Nevertheless, Arvind's long-term prospects continue to be robust thanks to improving performance of its branded apparel and retail (BA&R) business and resilience witnessed amid the slowdown. Given the growth potential, the stock’s valuation, even after significantly outperforming the Sensex in last one year, at 7 times, looks reasonable.
ROBUST TOPLINE GROWTH | ||
In Rs crore | FY11 | Dec-11 |
Net sales | 4,090.0 | 1,174.0 |
% chg y-o-y | 25.0 | 20.3 |
Operating Profit | 556.0 | 176.0 |
% chg y-o-y | 35.0 | 43.0 |
Net Profit | 165.0 | 49.0 |
% chg y-o-y | 230.0 | 14.0 |
Consolidated financials | ||
Source: Company |
Performance slipped in Q3…
Excluding the impact of the stake sale in joint venture company VF Arvind Brands, the company’s sales grew at a lower rate of 20% year-on-year compared to 23% recorded in September 2011 quarter. This is because growth of BA&R business (27% of total revenues) at 32% year-on-year was lower as compared 46% in September quarter. Positively, textile business grew faster (by 21%) compared to 18% helped by higher realisation and volumes in denim (15%) and shirting (7%) segments.
Lower raw material cost (read cotton prices), which declined 807 basis points to 46% as a percentage of sales, helped operating profit margin grow at a higher rate of 239 basis points compared to an improvement of 176 basis points witnessed in previous quarter.
After adjusting the extraordinary income of Rs 191 crore (net of tax) on account of the stake sale, net profit margin declined marginally by 23 basis points to 4.2%, which is still commendable given more than doubling of interest cost at Rs 114 crore (10% of revenues) due to Rs 38 crore exchange loss on foreign liabilities.

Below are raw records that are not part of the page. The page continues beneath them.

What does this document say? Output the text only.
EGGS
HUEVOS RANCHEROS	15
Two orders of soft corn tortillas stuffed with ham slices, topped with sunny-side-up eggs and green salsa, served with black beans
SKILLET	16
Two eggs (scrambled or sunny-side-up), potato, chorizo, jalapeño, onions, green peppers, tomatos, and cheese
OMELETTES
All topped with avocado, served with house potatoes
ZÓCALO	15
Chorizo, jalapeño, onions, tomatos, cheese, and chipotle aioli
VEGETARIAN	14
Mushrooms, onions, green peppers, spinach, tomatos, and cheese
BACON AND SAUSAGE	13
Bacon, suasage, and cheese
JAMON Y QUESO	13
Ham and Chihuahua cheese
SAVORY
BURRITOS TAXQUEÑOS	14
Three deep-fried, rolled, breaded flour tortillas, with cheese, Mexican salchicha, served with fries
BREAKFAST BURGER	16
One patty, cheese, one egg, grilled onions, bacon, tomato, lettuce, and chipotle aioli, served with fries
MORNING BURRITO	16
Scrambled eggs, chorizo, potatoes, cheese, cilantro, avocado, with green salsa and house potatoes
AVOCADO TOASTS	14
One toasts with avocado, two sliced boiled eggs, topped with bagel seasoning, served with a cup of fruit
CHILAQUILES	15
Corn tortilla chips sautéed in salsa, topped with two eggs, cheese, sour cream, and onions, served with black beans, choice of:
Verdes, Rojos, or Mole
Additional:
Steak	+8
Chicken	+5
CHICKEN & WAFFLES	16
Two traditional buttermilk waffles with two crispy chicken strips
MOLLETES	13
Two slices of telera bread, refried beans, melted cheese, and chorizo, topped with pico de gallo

...but is likely to pick up
The company has tweaked its FY12 sales growth target marginally to 18% from 20% guided in the previous quarter; margins are also expected to be impacted in the March 2012 quarter.

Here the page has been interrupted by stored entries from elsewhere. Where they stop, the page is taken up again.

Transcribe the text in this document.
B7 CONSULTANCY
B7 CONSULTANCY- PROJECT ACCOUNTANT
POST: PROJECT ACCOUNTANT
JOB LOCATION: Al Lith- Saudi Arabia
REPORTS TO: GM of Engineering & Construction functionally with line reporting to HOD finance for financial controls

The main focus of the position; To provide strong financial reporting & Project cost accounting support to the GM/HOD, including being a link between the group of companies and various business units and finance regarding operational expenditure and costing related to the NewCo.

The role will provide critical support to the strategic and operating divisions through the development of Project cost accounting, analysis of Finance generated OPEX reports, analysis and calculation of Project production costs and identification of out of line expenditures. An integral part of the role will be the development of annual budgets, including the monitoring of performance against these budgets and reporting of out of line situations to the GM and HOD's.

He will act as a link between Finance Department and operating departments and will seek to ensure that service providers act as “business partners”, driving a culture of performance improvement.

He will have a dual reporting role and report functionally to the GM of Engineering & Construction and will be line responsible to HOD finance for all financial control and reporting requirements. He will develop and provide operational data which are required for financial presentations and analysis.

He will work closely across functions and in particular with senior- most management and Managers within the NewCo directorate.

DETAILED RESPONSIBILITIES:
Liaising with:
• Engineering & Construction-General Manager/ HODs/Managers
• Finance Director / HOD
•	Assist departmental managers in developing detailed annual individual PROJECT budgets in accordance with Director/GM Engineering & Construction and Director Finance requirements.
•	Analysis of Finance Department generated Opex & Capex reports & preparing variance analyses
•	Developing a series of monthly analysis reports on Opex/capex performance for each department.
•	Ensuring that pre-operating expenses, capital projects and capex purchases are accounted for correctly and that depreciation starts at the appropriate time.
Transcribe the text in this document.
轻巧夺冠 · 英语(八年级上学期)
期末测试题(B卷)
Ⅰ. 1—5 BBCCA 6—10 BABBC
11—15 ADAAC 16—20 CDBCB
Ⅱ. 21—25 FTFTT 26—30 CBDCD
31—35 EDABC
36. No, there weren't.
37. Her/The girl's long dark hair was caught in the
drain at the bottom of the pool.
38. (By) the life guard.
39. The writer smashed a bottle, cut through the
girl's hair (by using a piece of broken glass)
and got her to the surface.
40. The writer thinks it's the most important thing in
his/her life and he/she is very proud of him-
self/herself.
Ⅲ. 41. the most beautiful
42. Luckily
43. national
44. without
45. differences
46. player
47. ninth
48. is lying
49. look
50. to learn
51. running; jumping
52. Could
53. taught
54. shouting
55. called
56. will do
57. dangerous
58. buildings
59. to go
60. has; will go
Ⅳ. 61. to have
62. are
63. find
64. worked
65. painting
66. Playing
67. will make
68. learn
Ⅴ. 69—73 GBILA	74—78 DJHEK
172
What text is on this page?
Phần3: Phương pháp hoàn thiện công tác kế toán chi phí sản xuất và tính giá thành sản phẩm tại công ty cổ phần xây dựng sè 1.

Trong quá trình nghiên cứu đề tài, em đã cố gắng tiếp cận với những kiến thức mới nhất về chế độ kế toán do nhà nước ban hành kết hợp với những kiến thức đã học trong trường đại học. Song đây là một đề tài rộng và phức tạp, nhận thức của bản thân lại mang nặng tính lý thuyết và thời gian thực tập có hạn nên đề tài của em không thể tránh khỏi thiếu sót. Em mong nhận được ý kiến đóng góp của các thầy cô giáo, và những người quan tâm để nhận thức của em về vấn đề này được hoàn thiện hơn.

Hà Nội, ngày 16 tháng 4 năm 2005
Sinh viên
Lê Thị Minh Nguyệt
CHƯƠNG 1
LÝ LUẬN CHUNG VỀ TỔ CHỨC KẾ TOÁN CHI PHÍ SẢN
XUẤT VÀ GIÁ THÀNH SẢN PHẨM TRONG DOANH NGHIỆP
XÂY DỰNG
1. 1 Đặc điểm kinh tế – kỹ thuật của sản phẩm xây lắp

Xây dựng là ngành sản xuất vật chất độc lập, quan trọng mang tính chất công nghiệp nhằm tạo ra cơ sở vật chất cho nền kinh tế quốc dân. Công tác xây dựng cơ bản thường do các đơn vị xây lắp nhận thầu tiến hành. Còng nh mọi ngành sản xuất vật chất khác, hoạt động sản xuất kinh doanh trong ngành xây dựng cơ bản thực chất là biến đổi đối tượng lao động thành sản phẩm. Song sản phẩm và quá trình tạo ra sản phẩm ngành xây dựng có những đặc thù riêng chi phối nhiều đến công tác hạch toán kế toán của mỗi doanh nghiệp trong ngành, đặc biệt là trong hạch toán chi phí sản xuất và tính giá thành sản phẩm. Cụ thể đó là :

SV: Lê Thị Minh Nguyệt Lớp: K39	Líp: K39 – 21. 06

Says Jayesh Shah, director and chief financial officer of the company, “The selling prices have adjusted downwards ahead of full benefit of lower cotton prices while inventories continue to reflect higher cotton prices of previous season. This may marginally impact the operating margin in the fourth quarter.” Thus, the outlook is a little dull in the near-term but investors with a horizon of more than one year can buy the stock.
BA&R, which comprises of Arvind Lifestyle Brands and Arvind Retail (that operates MegaMart stores) is doing well with sales per day per square feet improving since past three consecutive years. The same has jumped 68% and 38%, respectively during FY09 and FY12 (9 months ended December 2011).

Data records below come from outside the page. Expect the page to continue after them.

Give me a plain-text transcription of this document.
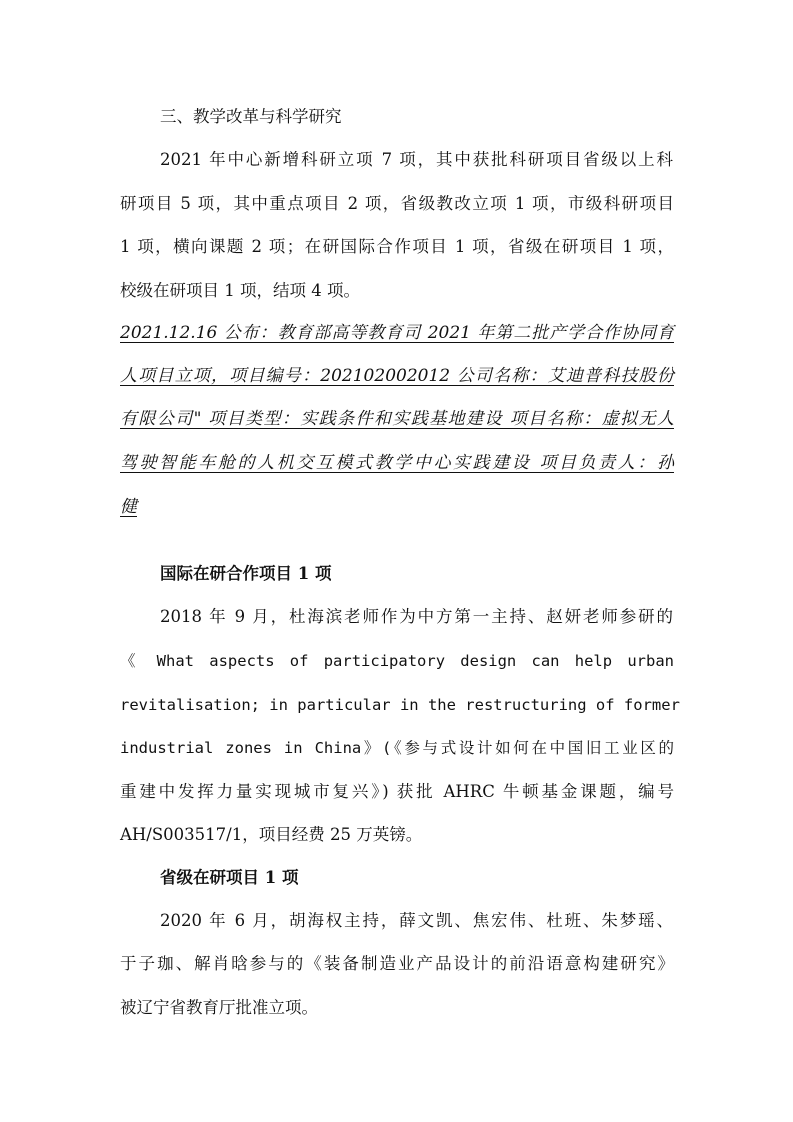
三、教学改革与科学研究
2021 年中心新增科研立项 7 项，其中获批科研项目省级以上科
研项目 5 项，其中重点项目 2 项，省级教改立项 1 项，市级科研项目
1 项，横向课题 2 项；在研国际合作项目 1 项，省级在研项目 1 项，
校级在研项目 1 项，结项 4 项。
2021.12.16 公布：教育部高等教育司 2021 年第二批产学合作协同育
人项目立项，项目编号：202102002012 公司名称：艾迪普科技股份
有限公司" 项目类型：实践条件和实践基地建设 项目名称：虚拟无人
驾驶智能车舱的人机交互模式教学中心实践建设 项目负责人：孙
健
国际在研合作项目 1 项
2018 年 9 月，杜海滨老师作为中方第一主持、赵妍老师参研的
《 What aspects of participatory design can help urban
revitalisation; in particular in the restructuring of former
industrial zones in China》(《参与式设计如何在中国旧工业区的
重建中发挥力量实现城市复兴》) 获批 AHRC 牛顿基金课题，编号
AH/S003517/1，项目经费 25 万英镑。
省级在研项目 1 项
2020 年 6 月，胡海权主持，薛文凯、焦宏伟、杜班、朱梦瑶、
于子珈、解肖晗参与的《装备制造业产品设计的前沿语意构建研究》
被辽宁省教育厅批准立项。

Further, like to like growth in Arvind Lifestyle Brands and Arvind Retail at 16.2% and 4.7% was better than 15.2% and 3.6% in the previous quarter respectively despite the slowing economy. Capacity expansion in shirting/khaki fabrics (which will increase volumes by 10% in fourth quarter) will also boost financials. Besides, focus on advance materials, technical textiles are long-term growth drivers.